15.1.11

Kiedy wieczorem plucha

Wczoraj było z wieczorem kiepsko, głównie dlatego, że pogoda niespecjalnie nastraja do ruszania się z domu (czekam na zapowiadane na poniedziałek słońce...). Z początkiem roku obiecałam sobie jednak sumiennie, że nie dam się marazmowi i będę sobie organizować czas - w Moim Szacownym Mieście naprawdę jest gdzie pójść. codziennie. biorąc pod uwagę moje zamiłowania przejrzałam kalendarze imprez i na hasło "folk" znalazło się kilka propozycji.

Po pierwsze - koncerty. Prawie każda knajpa w prawie każdym mieście oferuje w którymś momencie koncert mniej lub bardziej folkowy. Warto się przemóc i dać szansę młodym składom, które w sposób alternatywy podchodzą do polskiej ludowości.

Po drugie - wystawy i spotkania. Wiecie ile "klubów podróżnika" i slajdowisk ile wystaw jest organizowanych codziennie? Raz wdepniecie do ciemnej piwnicy, gdzie miły pan opowie o wycieczce do Afryki i już macie nowych znajomych i nowe zajęcie na kilka lat.

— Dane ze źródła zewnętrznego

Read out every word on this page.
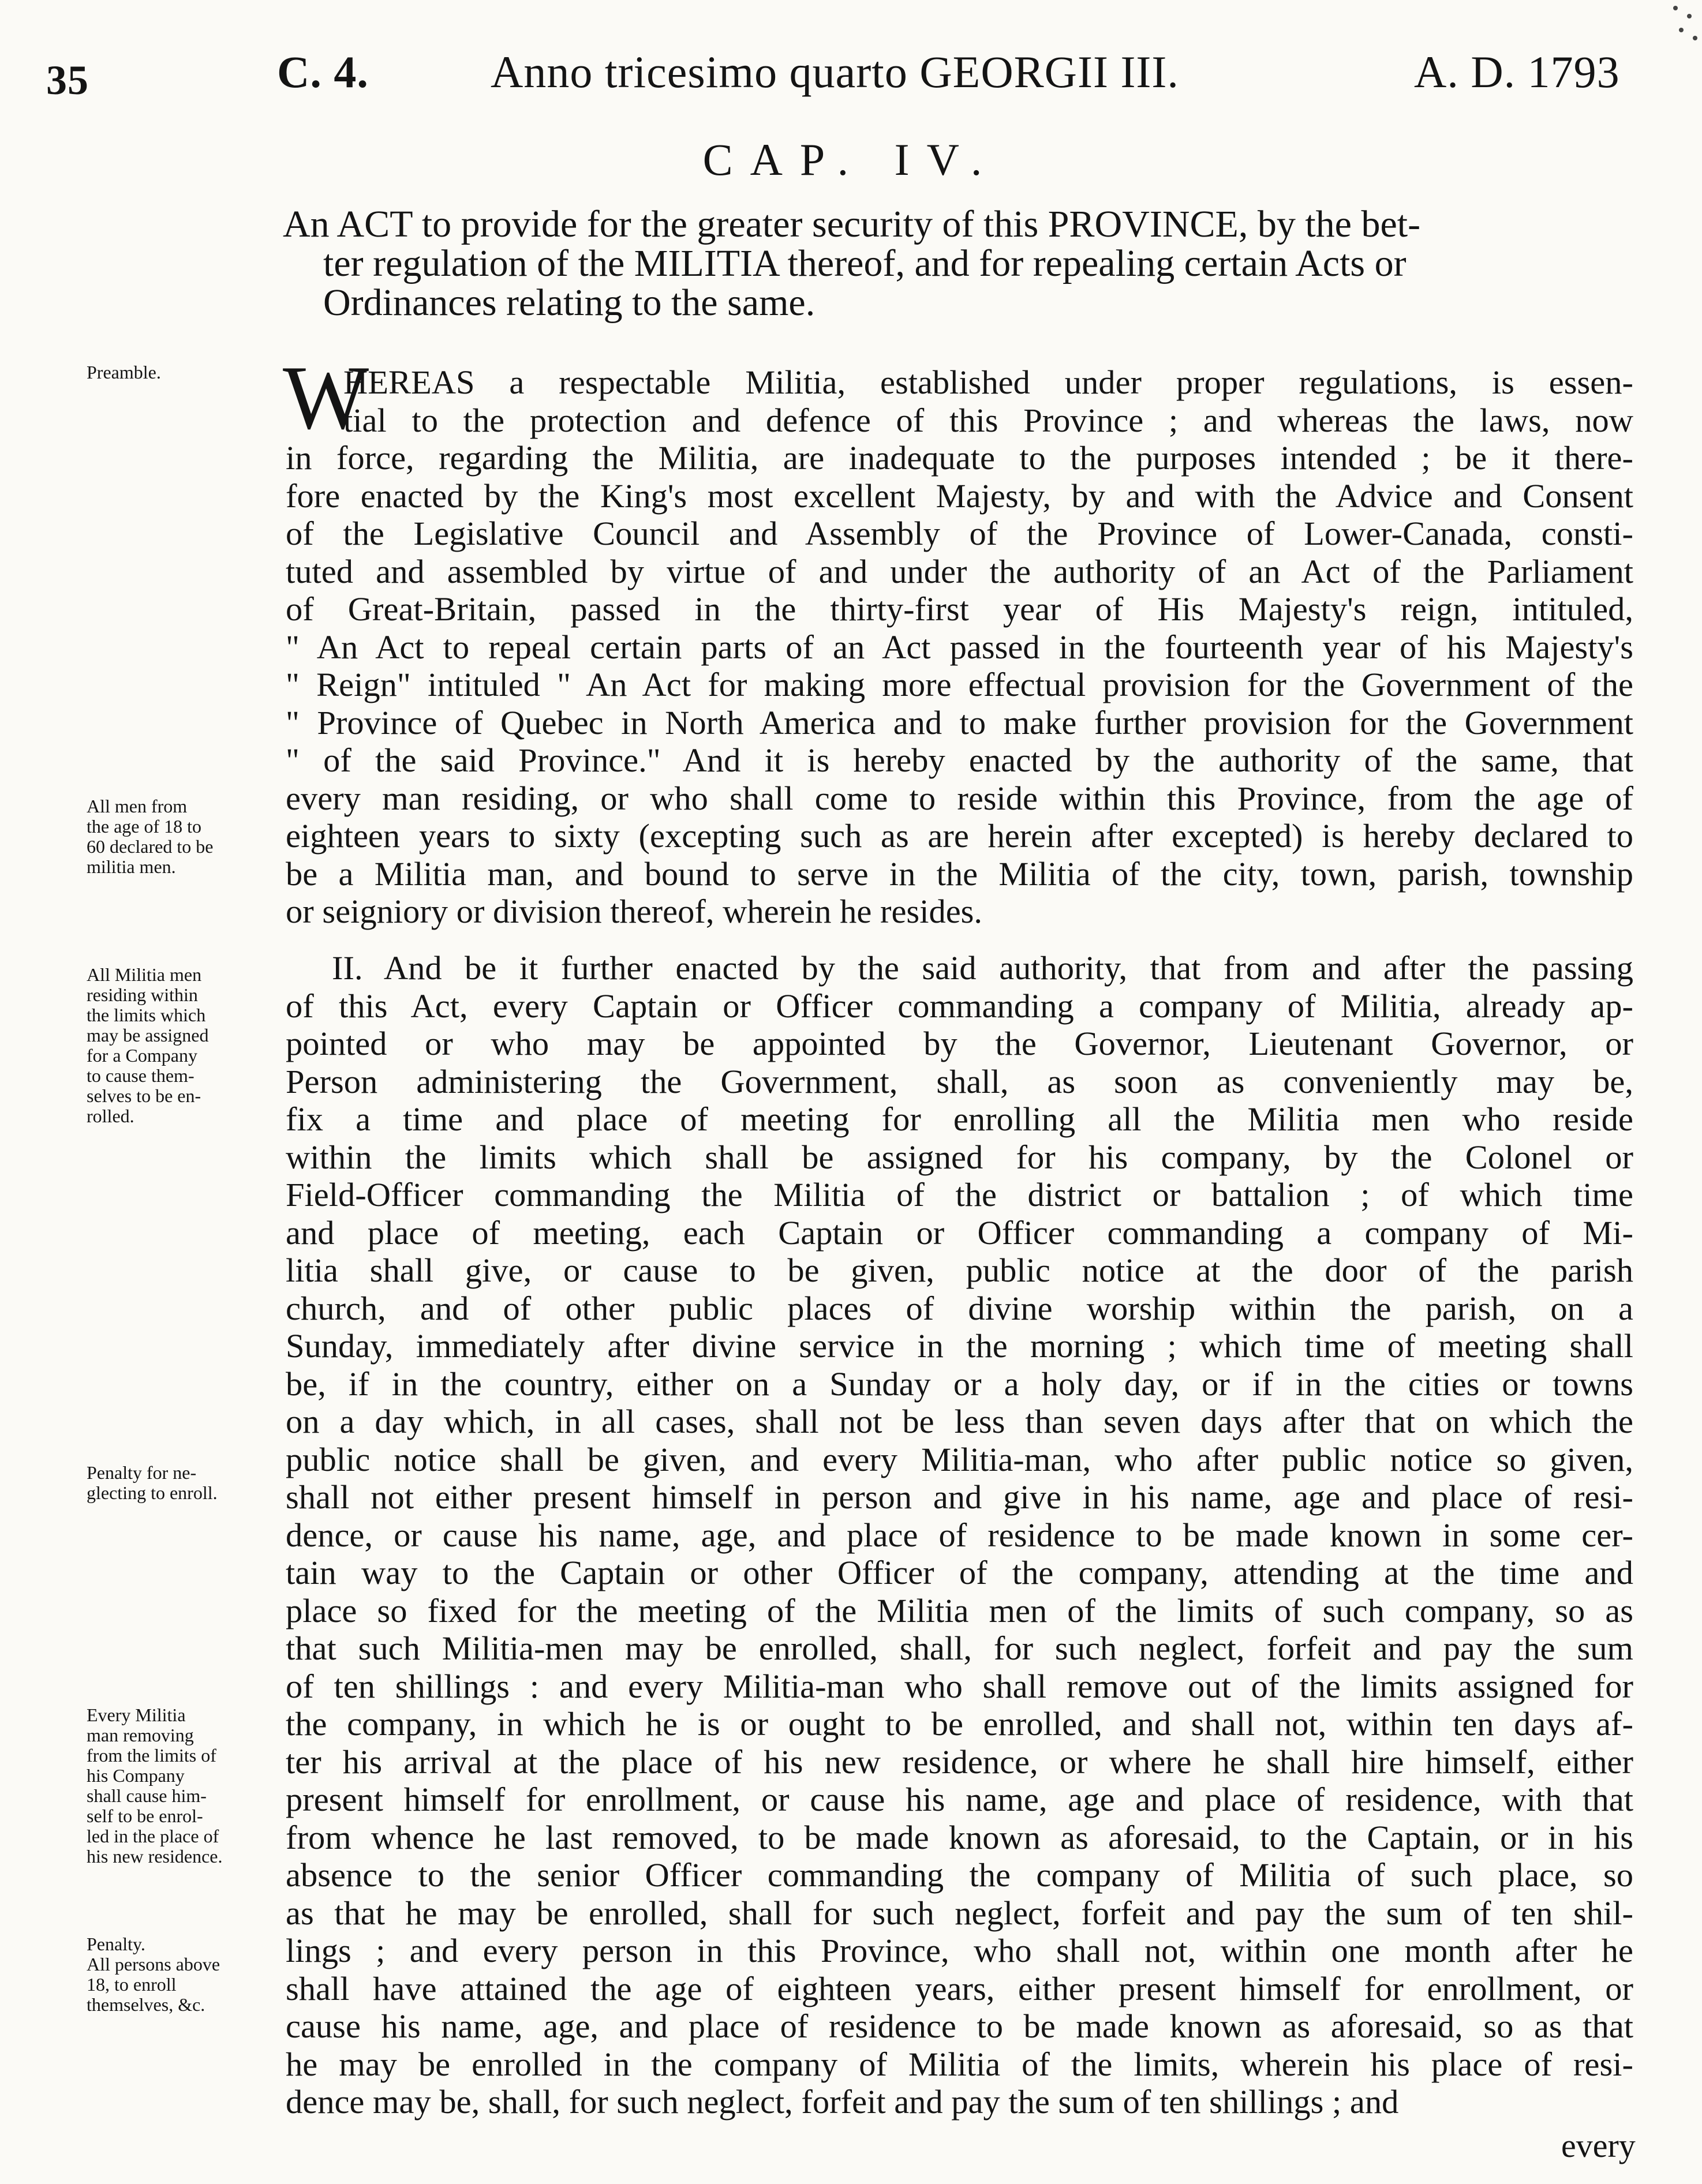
35	C. 4.	Anno tricesimo quarto GEORGII III.	A. D. 1793
CAP. IV.
An ACT to provide for the greater security of this PROVINCE, by the bet-
ter regulation of the MILITIA thereof, and for repealing certain Acts or
Ordinances relating to the same.
W
HEREAS a respectable Militia, established under proper regulations, is essen-
tial to the protection and defence of this Province ; and whereas the laws, now
in force, regarding the Militia, are inadequate to the purposes intended ; be it there-
fore enacted by the King's most excellent Majesty, by and with the Advice and Consent
of the Legislative Council and Assembly of the Province of Lower-Canada, consti-
tuted and assembled by virtue of and under the authority of an Act of the Parliament
of Great-Britain, passed in the thirty-first year of His Majesty's reign, intituled,
" An Act to repeal certain parts of an Act passed in the fourteenth year of his Majesty's
" Reign" intituled " An Act for making more effectual provision for the Government of the
" Province of Quebec in North America and to make further provision for the Government
" of the said Province." And it is hereby enacted by the authority of the same, that
every man residing, or who shall come to reside within this Province, from the age of
eighteen years to sixty (excepting such as are herein after excepted) is hereby declared to
be a Militia man, and bound to serve in the Militia of the city, town, parish, township
or seigniory or division thereof, wherein he resides.
II. And be it further enacted by the said authority, that from and after the passing
of this Act, every Captain or Officer commanding a company of Militia, already ap-
pointed or who may be appointed by the Governor, Lieutenant Governor, or
Person administering the Government, shall, as soon as conveniently may be,
fix a time and place of meeting for enrolling all the Militia men who reside
within the limits which shall be assigned for his company, by the Colonel or
Field-Officer commanding the Militia of the district or battalion ; of which time
and place of meeting, each Captain or Officer commanding a company of Mi-
litia shall give, or cause to be given, public notice at the door of the parish
church, and of other public places of divine worship within the parish, on a
Sunday, immediately after divine service in the morning ; which time of meeting shall
be, if in the country, either on a Sunday or a holy day, or if in the cities or towns
on a day which, in all cases, shall not be less than seven days after that on which the
public notice shall be given, and every Militia-man, who after public notice so given,
shall not either present himself in person and give in his name, age and place of resi-
dence, or cause his name, age, and place of residence to be made known in some cer-
tain way to the Captain or other Officer of the company, attending at the time and
place so fixed for the meeting of the Militia men of the limits of such company, so as
that such Militia-men may be enrolled, shall, for such neglect, forfeit and pay the sum
of ten shillings : and every Militia-man who shall remove out of the limits assigned for
the company, in which he is or ought to be enrolled, and shall not, within ten days af-
ter his arrival at the place of his new residence, or where he shall hire himself, either
present himself for enrollment, or cause his name, age and place of residence, with that
from whence he last removed, to be made known as aforesaid, to the Captain, or in his
absence to the senior Officer commanding the company of Militia of such place, so
as that he may be enrolled, shall for such neglect, forfeit and pay the sum of ten shil-
lings ; and every person in this Province, who shall not, within one month after he
shall have attained the age of eighteen years, either present himself for enrollment, or
cause his name, age, and place of residence to be made known as aforesaid, so as that
he may be enrolled in the company of Militia of the limits, wherein his place of resi-
dence may be, shall, for such neglect, forfeit and pay the sum of ten shillings ; and
Preamble.
All men from
the age of 18 to
60 declared to be
militia men.
All Militia men
residing within
the limits which
may be assigned
for a Company
to cause them-
selves to be en-
rolled.
Penalty for ne-
glecting to enroll.
Every Militia
man removing
from the limits of
his Company
shall cause him-
self to be enrol-
led in the place of
his new residence.
Penalty.
All persons above
18, to enroll
themselves, &c.
every
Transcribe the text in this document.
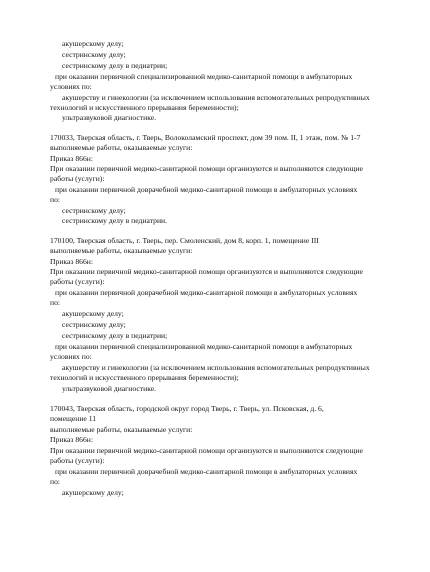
акушерскому делу;
сестринскому делу;
сестринскому делу в педиатрии;
при оказании первичной специализированной медико-санитарной помощи в амбулаторных
условиях по:
акушерству и гинекологии (за исключением использования вспомогательных репродуктивных
технологий и искусственного прерывания беременности);
ультразвуковой диагностике.
170033, Тверская область, г. Тверь, Волоколамский проспект, дом 39 пом. II, 1 этаж, пом. № 1-7
выполняемые работы, оказываемые услуги:
Приказ 866н:
При оказании первичной медико-санитарной помощи организуются и выполняются следующие
работы (услуги):
при оказании первичной доврачебной медико-санитарной помощи в амбулаторных условиях
по:
сестринскому делу;
сестринскому делу в педиатрии.
170100, Тверская область, г. Тверь, пер. Смоленский, дом 8, корп. 1, помещение III
выполняемые работы, оказываемые услуги:
Приказ 866н:
При оказании первичной медико-санитарной помощи организуются и выполняются следующие
работы (услуги):
при оказании первичной доврачебной медико-санитарной помощи в амбулаторных условиях
по:
акушерскому делу;
сестринскому делу;
сестринскому делу в педиатрии;
при оказании первичной специализированной медико-санитарной помощи в амбулаторных
условиях по:
акушерству и гинекологии (за исключением использования вспомогательных репродуктивных
технологий и искусственного прерывания беременности);
ультразвуковой диагностике.
170043, Тверская область, городской округ город Тверь, г. Тверь, ул. Псковская, д. 6,
помещение 11
выполняемые работы, оказываемые услуги:
Приказ 866н:
При оказании первичной медико-санитарной помощи организуются и выполняются следующие
работы (услуги):
при оказании первичной доврачебной медико-санитарной помощи в амбулаторных условиях
по:
акушерскому делу;
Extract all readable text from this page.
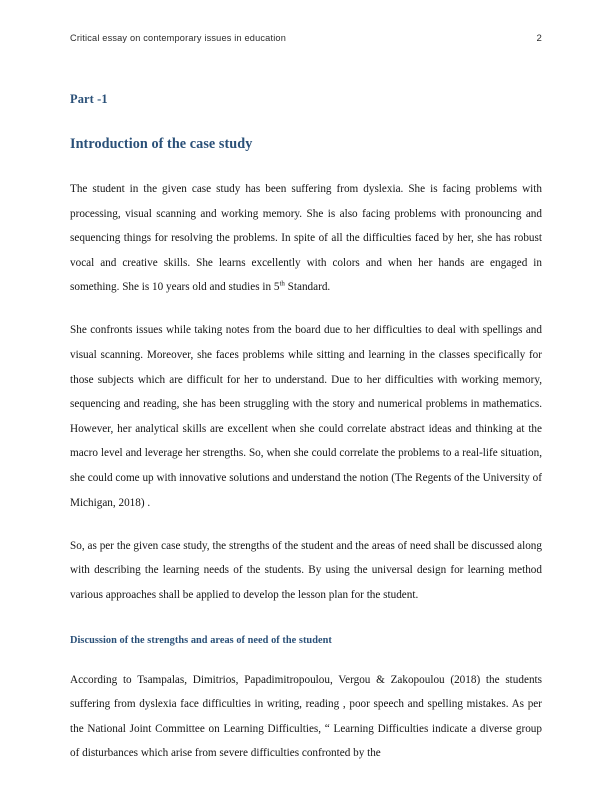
Critical essay on contemporary issues in education	2
Part -1
Introduction of the case study

The student in the given case study has been suffering from dyslexia. She is facing problems with processing, visual scanning and working memory. She is also facing problems with pronouncing and sequencing things for resolving the problems. In spite of all the difficulties faced by her, she has robust vocal and creative skills. She learns excellently with colors and when her hands are engaged in something. She is 10 years old and studies in 5th Standard.

She confronts issues while taking notes from the board due to her difficulties to deal with spellings and visual scanning. Moreover, she faces problems while sitting and learning in the classes specifically for those subjects which are difficult for her to understand. Due to her difficulties with working memory, sequencing and reading, she has been struggling with the story and numerical problems in mathematics. However, her analytical skills are excellent when she could correlate abstract ideas and thinking at the macro level and leverage her strengths. So, when she could correlate the problems to a real-life situation, she could come up with innovative solutions and understand the notion (The Regents of the University of Michigan, 2018) .

So, as per the given case study, the strengths of the student and the areas of need shall be discussed along with describing the learning needs of the students. By using the universal design for learning method various approaches shall be applied to develop the lesson plan for the student.

Discussion of the strengths and areas of need of the student

According to Tsampalas, Dimitrios, Papadimitropoulou, Vergou & Zakopoulou (2018) the students suffering from dyslexia face difficulties in writing, reading , poor speech and spelling mistakes. As per the National Joint Committee on Learning Difficulties, “ Learning Difficulties indicate a diverse group of disturbances which arise from severe difficulties confronted by the
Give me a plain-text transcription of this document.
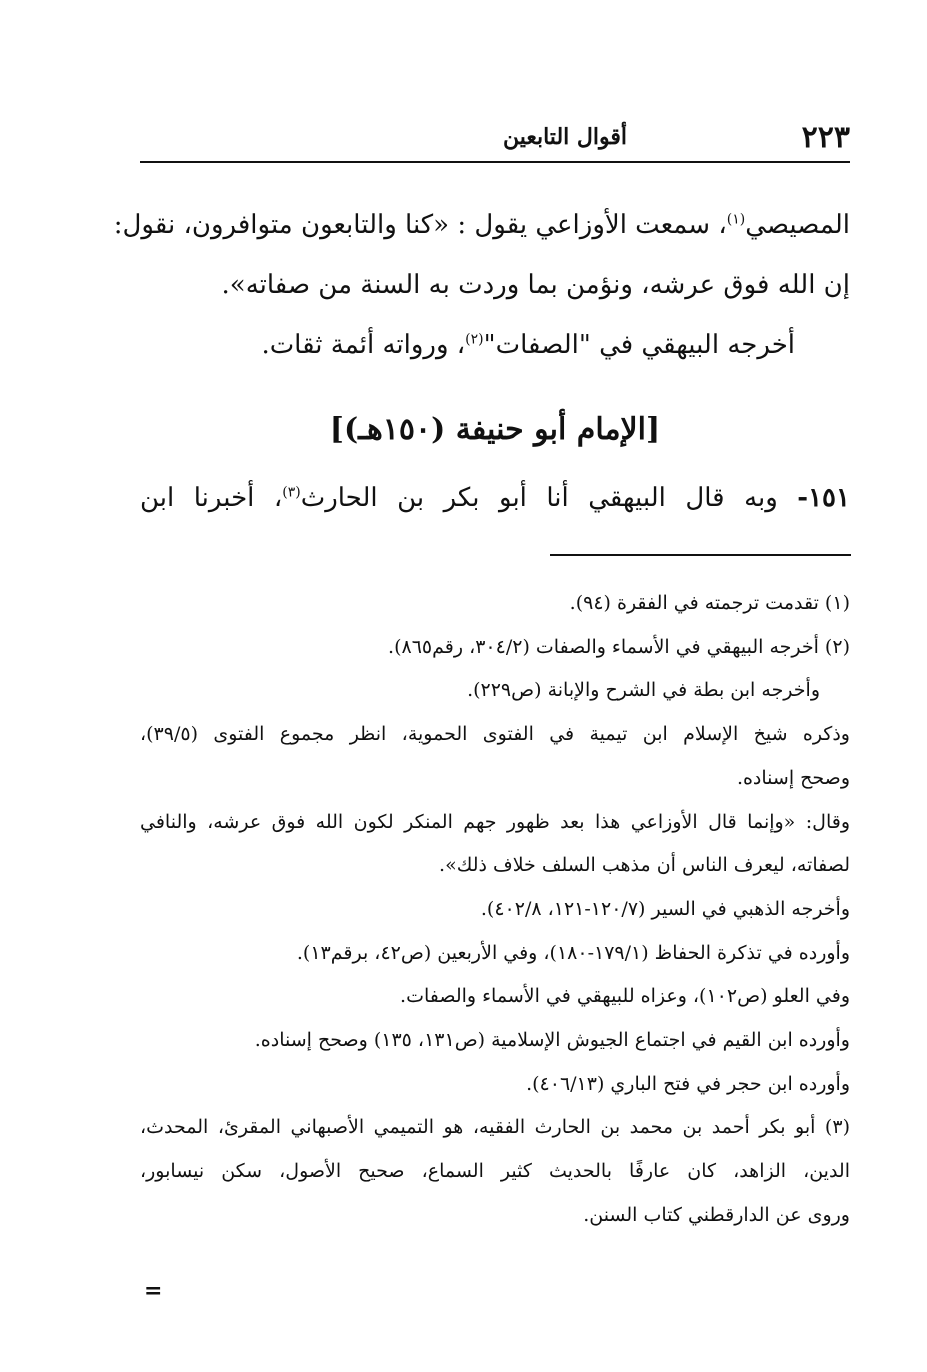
٢٢٣
أقوال التابعين
المصيصي$^{(١)}$، سمعت الأوزاعي يقول : «كنا والتابعون متوافرون، نقول:
إن الله فوق عرشه، ونؤمن بما وردت به السنة من صفاته».
أخرجه البيهقي في "الصفات"$^{(٢)}$، ورواته أئمة ثقات.
[الإمام أبو حنيفة (١٥٠هـ)]
١٥١- وبه قال البيهقي أنا أبو بكر بن الحارث$^{(٣)}$، أخبرنا ابن
(١) تقدمت ترجمته في الفقرة (٩٤).
(٢) أخرجه البيهقي في الأسماء والصفات (٣٠٤/٢، رقم٨٦٥).
وأخرجه ابن بطة في الشرح والإبانة (ص٢٢٩).
وذكره شيخ الإسلام ابن تيمية في الفتوى الحموية، انظر مجموع الفتوى (٣٩/٥)،
وصحح إسناده.
وقال: «وإنما قال الأوزاعي هذا بعد ظهور جهم المنكر لكون الله فوق عرشه، والنافي
لصفاته، ليعرف الناس أن مذهب السلف خلاف ذلك».
وأخرجه الذهبي في السير (١٢٠/٧-١٢١، ٤٠٢/٨).
وأورده في تذكرة الحفاظ (١٧٩/١-١٨٠)، وفي الأربعين (ص٤٢، برقم١٣).
وفي العلو (ص١٠٢)، وعزاه للبيهقي في الأسماء والصفات.
وأورده ابن القيم في اجتماع الجيوش الإسلامية (ص١٣١، ١٣٥) وصحح إسناده.
وأورده ابن حجر في فتح الباري (٤٠٦/١٣).
(٣) أبو بكر أحمد بن محمد بن الحارث الفقيه، هو التميمي الأصبهاني المقرئ، المحدث،
الدين، الزاهد، كان عارفًا بالحديث كثير السماع، صحيح الأصول، سكن نيسابور،
وروى عن الدارقطني كتاب السنن.
=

No i po trzecie - dobre wino. To wbrew pozorom też sposób na poznanie kraju i jego kultury. Polecam wybieranie butelek po etykietkach, kształtach itp. "nieistotnych rzeczach". Popijając cenny trunek można we własnym domu otworzyć drzwi do innego świata - poszukać informacji na temat kultury, tradycji danego kraju a w końcu... sposobów dojazdu i noclegów.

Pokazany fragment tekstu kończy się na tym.